What I do remember is that my brother and I were in our early 30s when we lost our father to a heart-attach. At 30, I thought I was fit, but I indulged in some of the popular vices at the time like smoking. Yes, that’s hard to believe when you look at me now.
My younger brother, just 15 months behind me, somehow knew better. He made me take a hard look at myself one summer day when he told me I might be dead at 50, if I continued to smoke. Shocking words from a younger sibling. Kim and I had pushed each other along, in school and life, since we were old enough to wrestle.
It was a pivoting moment in my life, which sent me on a different path.

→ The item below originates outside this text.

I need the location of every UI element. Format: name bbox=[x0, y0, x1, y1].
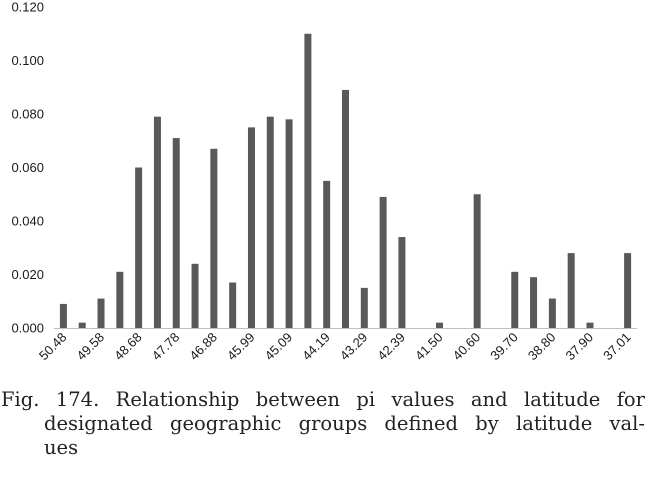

I started competing in triathlons. Soon I had chalked up over a hundred events, of various lengths, to my name.
To mark my 60th birthday last year, I participated in the Penticton Ironman Triathlon. This was a new age class and there weren’t too many participants in my age group. Thinking back, any baby boomer would have needed a mind shift to be running in their 60s today.
For me, I push myself and take on my own leadership. It’s a great means to put away any stress of the day, and, most importantly, recharge the spirit.
Continuing to push each other, as we had in our young lives, I was sure to remind Kim when he was 59 last year that his 60th was coming up soon. I wanted to know if he going to do the Ironman, like his older brother?
Sure enough, I found myself on plane back to my stomping grounds to support Kim as he completed the Ironman Mont-Tremblant this August. We continue to push each other and hopefully inspire others that it’s never too late through physical fitness to give yourself a chance.